SAN FRANCISCO, July 4 (Xinhua) -- Researchers with the University of California, San Francisco, have mapped in detail a protein complex called NOMPC, which acts as a "mechanoreceptor" in animals from fruit flies to fish and frogs, and is tasked to detect cells' motion to produce senses of touch and hearing.
The structure, reported in a recent issue of the journal Nature, reveals a machine that depends on a quartet of tiny springs that tether the complex to the cell's "skeleton" and react to its movement.
As senses go, each relies on "receptor" molecules that turn signals like light, sound, and movement into electrical impulses for nerves to carry to the brain. Researchers have a fairly complete understanding of how receptors in the eye translate light into sight, and they've mapped many of the proteins in the nose and mouth that translate chemical signals into smell and taste.
However, the mechanoreceptors are still mysterious.
The NOMPC receptor in the new study, which is not found in mammals, was mapped in such detail thanks to recent technological breakthroughs in a technique known as single particle electron cryo-microscopy. Using this technique, the NOMPC receptor was revealed as a bundle of four identical proteins that sits in a cell's membrane, each with a spring-like tether reaching into the cell.
Previous experiments in the lab of Yuh Nung Jan, a senior author on the study and professor of physiology at UCSF, have shown that the receptor does not respond to movements in the membrane alone, but that larger movements in the cytoskeleton, the network of structural fibers that allow the cell to hold its shape, cause bundle to open up, forming a hole in the cell's membrane. Charged ions rush through the hole into the cell, creating an electrical impulse that signals touch to the nervous system.
And previously mapped touch receptors float free in the cell membrane, responding only when their particular patch of the cell's surface changes shape.
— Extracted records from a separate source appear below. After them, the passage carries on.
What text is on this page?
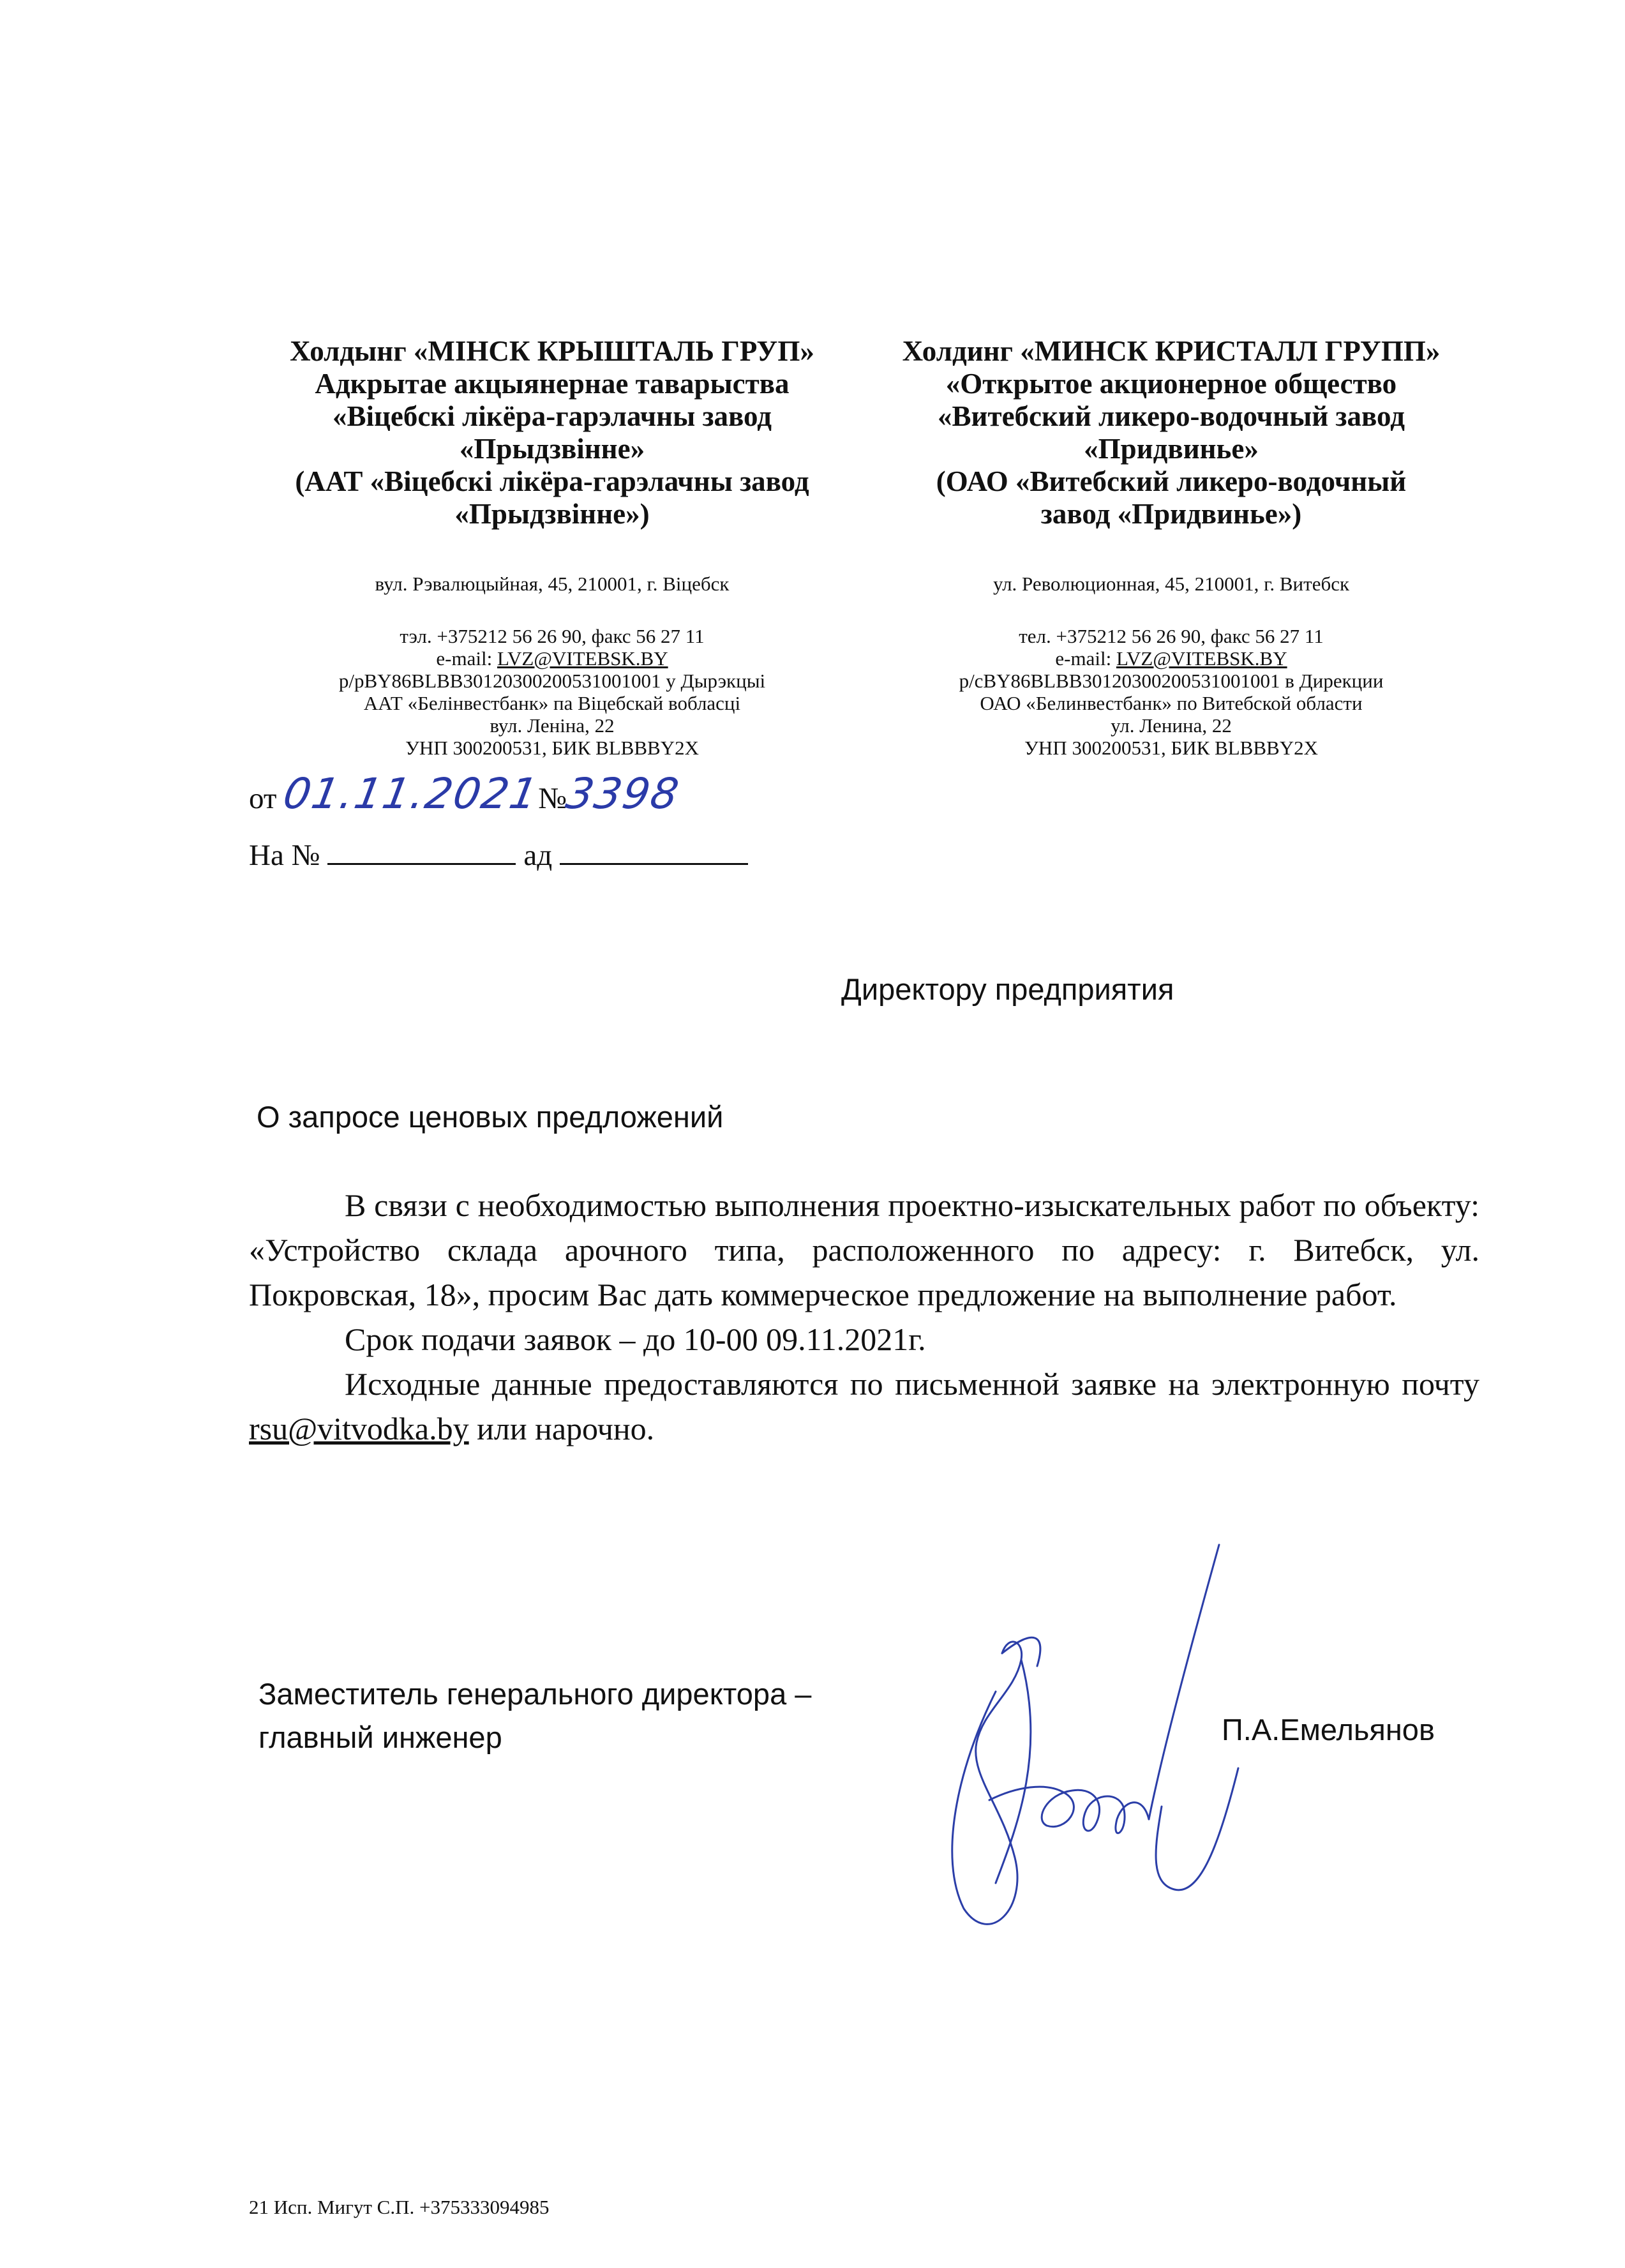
Холдынг «МІНСК КРЫШТАЛЬ ГРУП»
Адкрытае акцыянернае таварыства
«Віцебскі лікёра-гарэлачны завод
«Прыдзвінне»
(ААТ «Віцебскі лікёра-гарэлачны завод
«Прыдзвінне»)
вул. Рэвалюцыйная, 45, 210001, г. Віцебск
тэл. +375212 56 26 90, факс 56 27 11
e-mail: LVZ@VITEBSK.BY
р/рBY86BLBB30120300200531001001 у Дырэкцыі
ААТ «Белінвестбанк» па Віцебскай вобласці
вул. Леніна, 22
УНП 300200531, БИК BLBBBY2X
Холдинг «МИНСК КРИСТАЛЛ ГРУПП»
«Открытое акционерное общество
«Витебский ликеро-водочный завод
«Придвинье»
(ОАО «Витебский ликеро-водочный
завод «Придвинье»)
ул. Революционная, 45, 210001, г. Витебск
тел. +375212 56 26 90, факс 56 27 11
e-mail: LVZ@VITEBSK.BY
р/сBY86BLBB30120300200531001001 в Дирекции
ОАО «Белинвестбанк» по Витебской области
ул. Ленина, 22
УНП 300200531, БИК BLBBBY2X
от 01.11.2021№3398
На №	ад
Директору предприятия
О запросе ценовых предложений

В связи с необходимостью выполнения проектно-изыскательных работ по объекту: «Устройство склада арочного типа, расположенного по адресу: г. Витебск, ул. Покровская, 18», просим Вас дать коммерческое предложение на выполнение работ.

Срок подачи заявок – до 10-00 09.11.2021г.

Исходные данные предоставляются по письменной заявке на электронную почту rsu@vitvodka.by или нарочно.

Заместитель генерального директора –
главный инженер	П.А.Емельянов
21 Исп. Мигут С.П. +375333094985
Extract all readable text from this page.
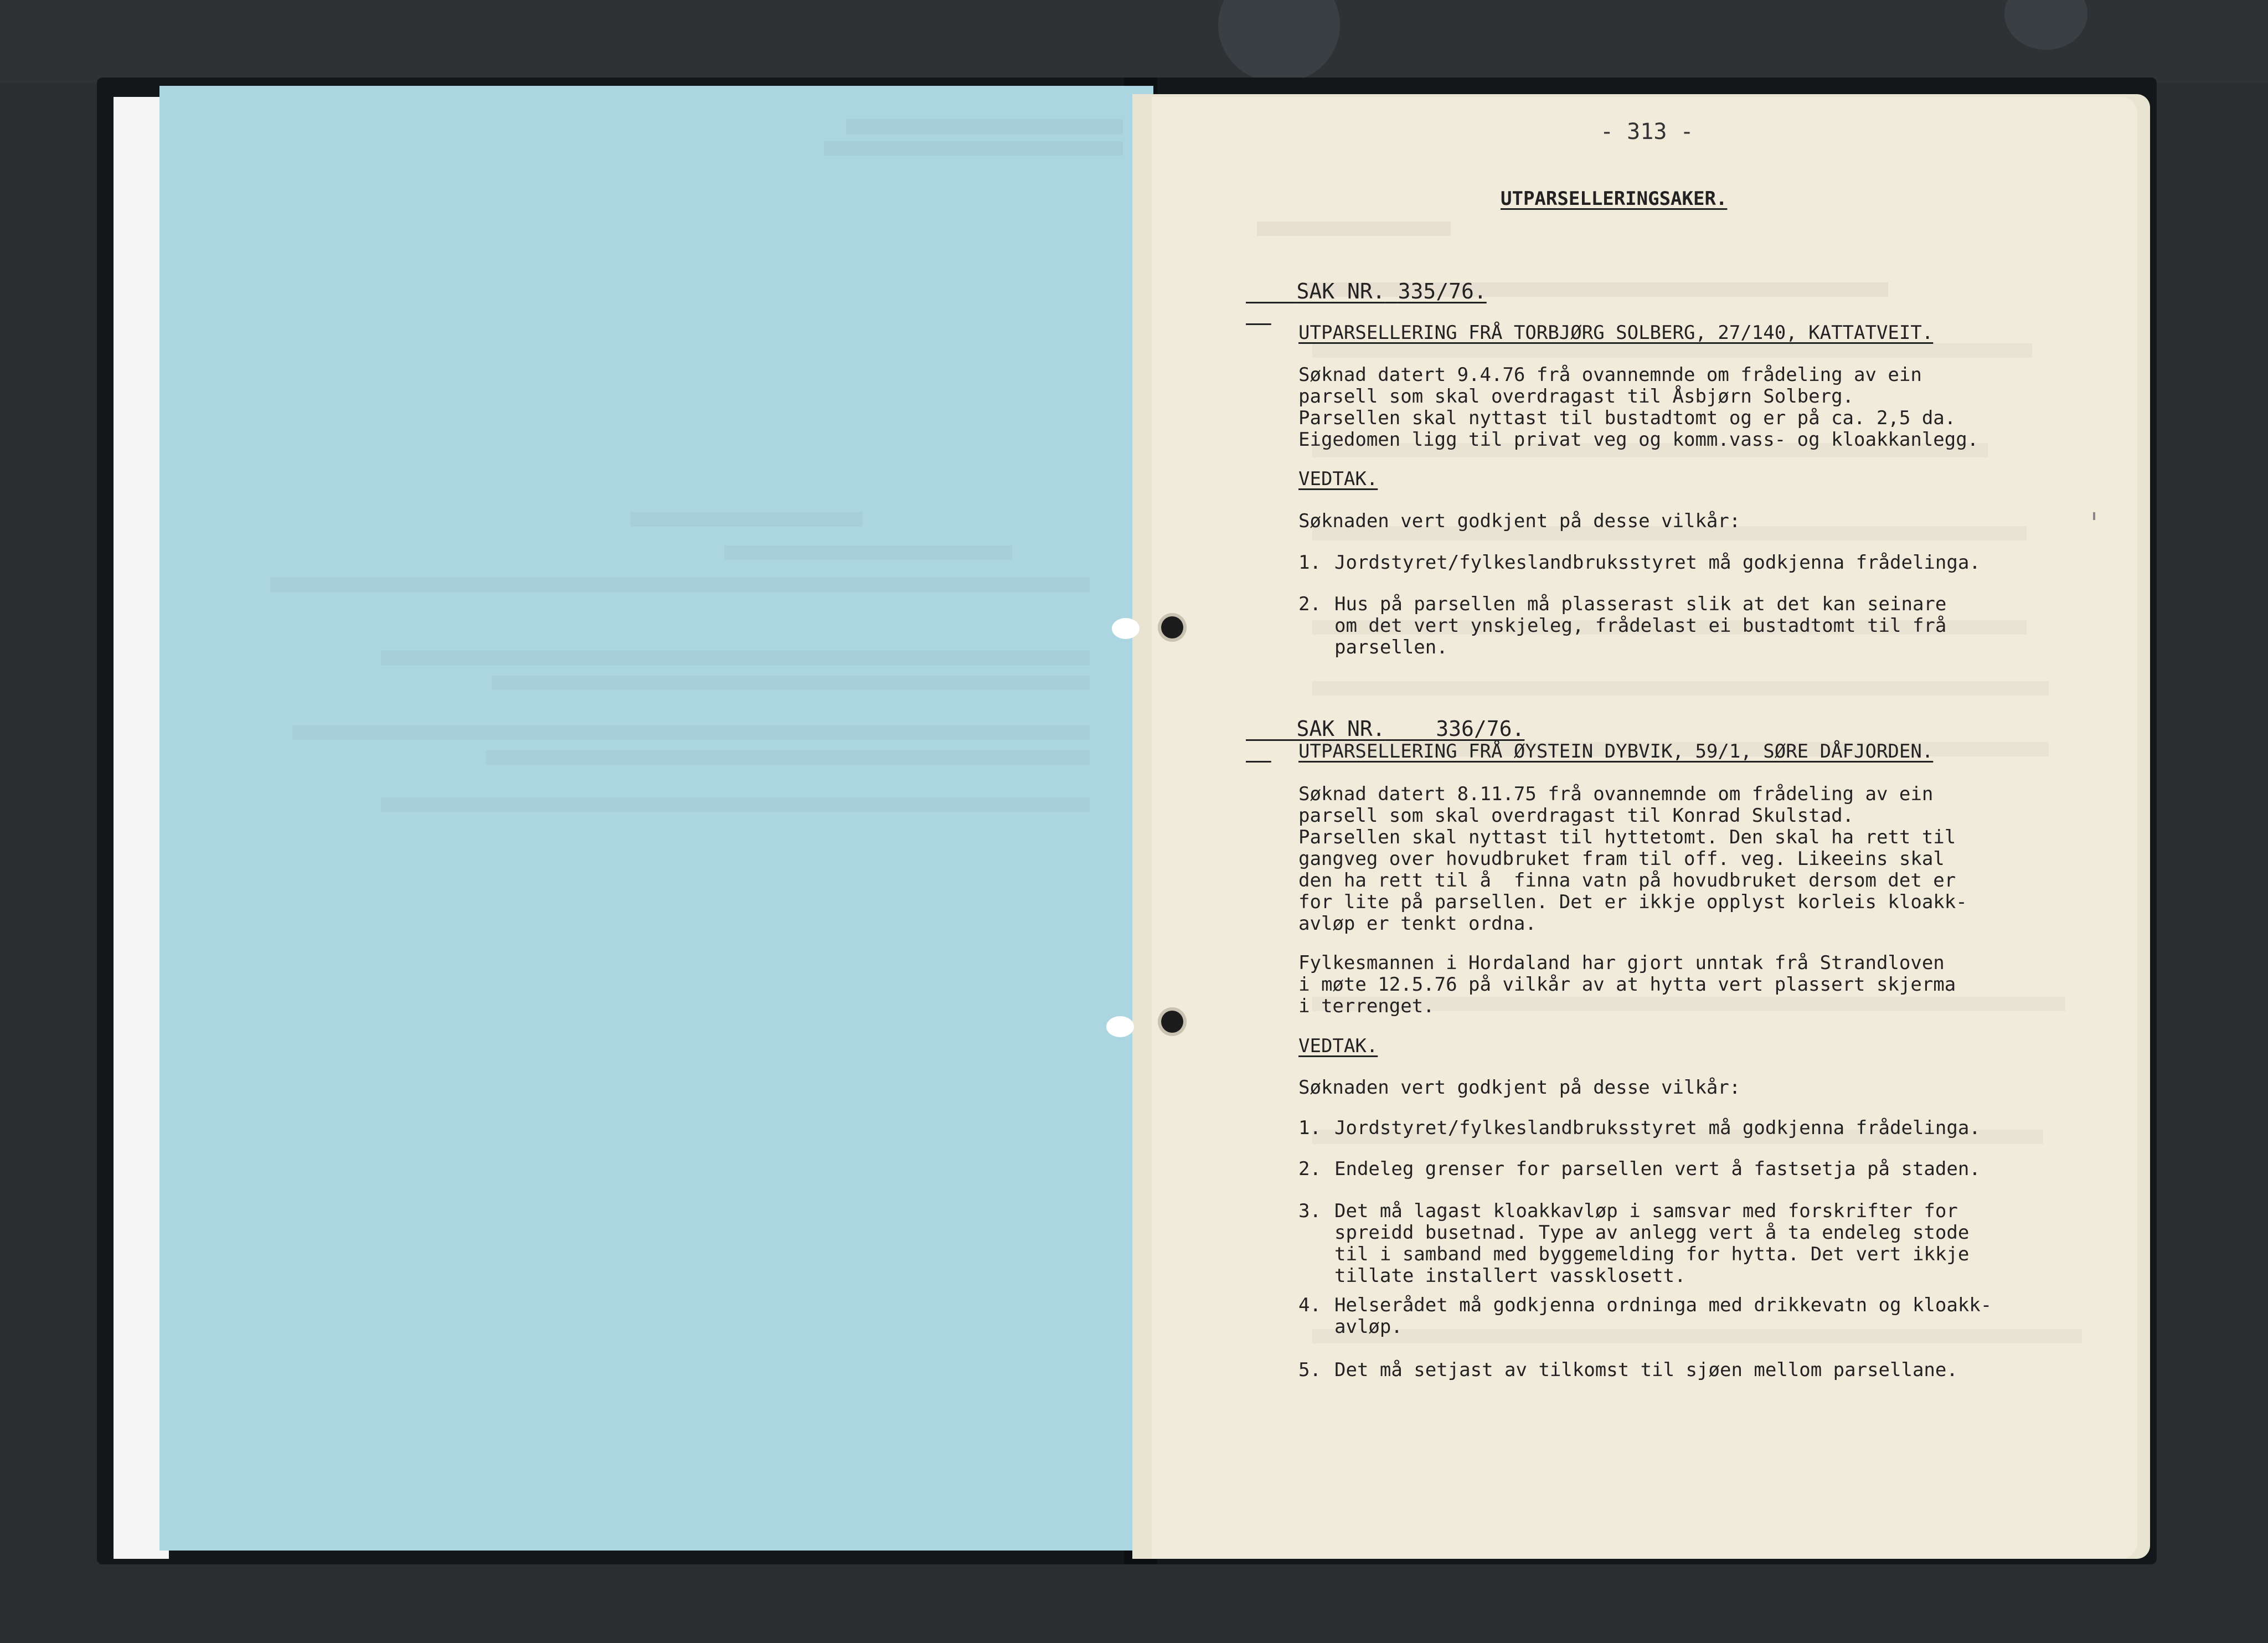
- 313 -
UTPARSELLERINGSAKER.

SAK NR. 335/76.

UTPARSELLERING FRÅ TORBJØRG SOLBERG, 27/140, KATTATVEIT.
Søknad datert 9.4.76 frå ovannemnde om frådeling av ein
parsell som skal overdragast til Åsbjørn Solberg.
Parsellen skal nyttast til bustadtomt og er på ca. 2,5 da.
Eigedomen ligg til privat veg og komm.vass- og kloakkanlegg.
VEDTAK.
Søknaden vert godkjent på desse vilkår:
1. Jordstyret/fylkeslandbruksstyret må godkjenna frådelinga.
2. Hus på parsellen må plasserast slik at det kan seinare
om det vert ynskjeleg, frådelast ei bustadtomt til frå
parsellen.

SAK NR. 336/76.

UTPARSELLERING FRÅ ØYSTEIN DYBVIK, 59/1, SØRE DÅFJORDEN.
Søknad datert 8.11.75 frå ovannemnde om frådeling av ein
parsell som skal overdragast til Konrad Skulstad.
Parsellen skal nyttast til hyttetomt. Den skal ha rett til
gangveg over hovudbruket fram til off. veg. Likeeins skal
den ha rett til å  finna vatn på hovudbruket dersom det er
for lite på parsellen. Det er ikkje opplyst korleis kloakk-
avløp er tenkt ordna.
Fylkesmannen i Hordaland har gjort unntak frå Strandloven
i møte 12.5.76 på vilkår av at hytta vert plassert skjerma
i terrenget.
VEDTAK.
Søknaden vert godkjent på desse vilkår:
1. Jordstyret/fylkeslandbruksstyret må godkjenna frådelinga.
2. Endeleg grenser for parsellen vert å fastsetja på staden.
3. Det må lagast kloakkavløp i samsvar med forskrifter for
spreidd busetnad. Type av anlegg vert å ta endeleg stode
til i samband med byggemelding for hytta. Det vert ikkje
tillate installert vassklosett.
4. Helserådet må godkjenna ordninga med drikkevatn og kloakk-
avløp.
5. Det må setjast av tilkomst til sjøen mellom parsellane.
The new structural data show how NOMPC's spring-like tethers might tie it to the cytoskeleton, potentially enabling the receptor to sense distant changes in the cell's shape. "This is the first tethered receptor to be modeled in such detail," Peng Jin, a postdoc in the Jan lab and one of the lead authors on the study, was quoted as saying in a news release. "We were surprised to see that nature has created its own tiny spring to tie the receptor to the cytoskeleton."
To fully understand how channels like NOMPC open and close, researchers must observe the structure of the channels in both open and closed states. And the proteins that coordinate the mechanical senses, like touch and hearing, must be directly pulled or twisted open by microscopic forces. "It's difficult to apply a directional force to all these individual molecules," said David Bulkley, the other lead author on the study. "And we don't know which direction will activate the channel -- do you pull it, do you push it, do you twist it?"
To work around this problem, the researchers are looking to find ways to force the channel open, perhaps by finding a molecule that binds to and locks open the protein, or by producing mutant versions of the protein which are stuck in the "open" position.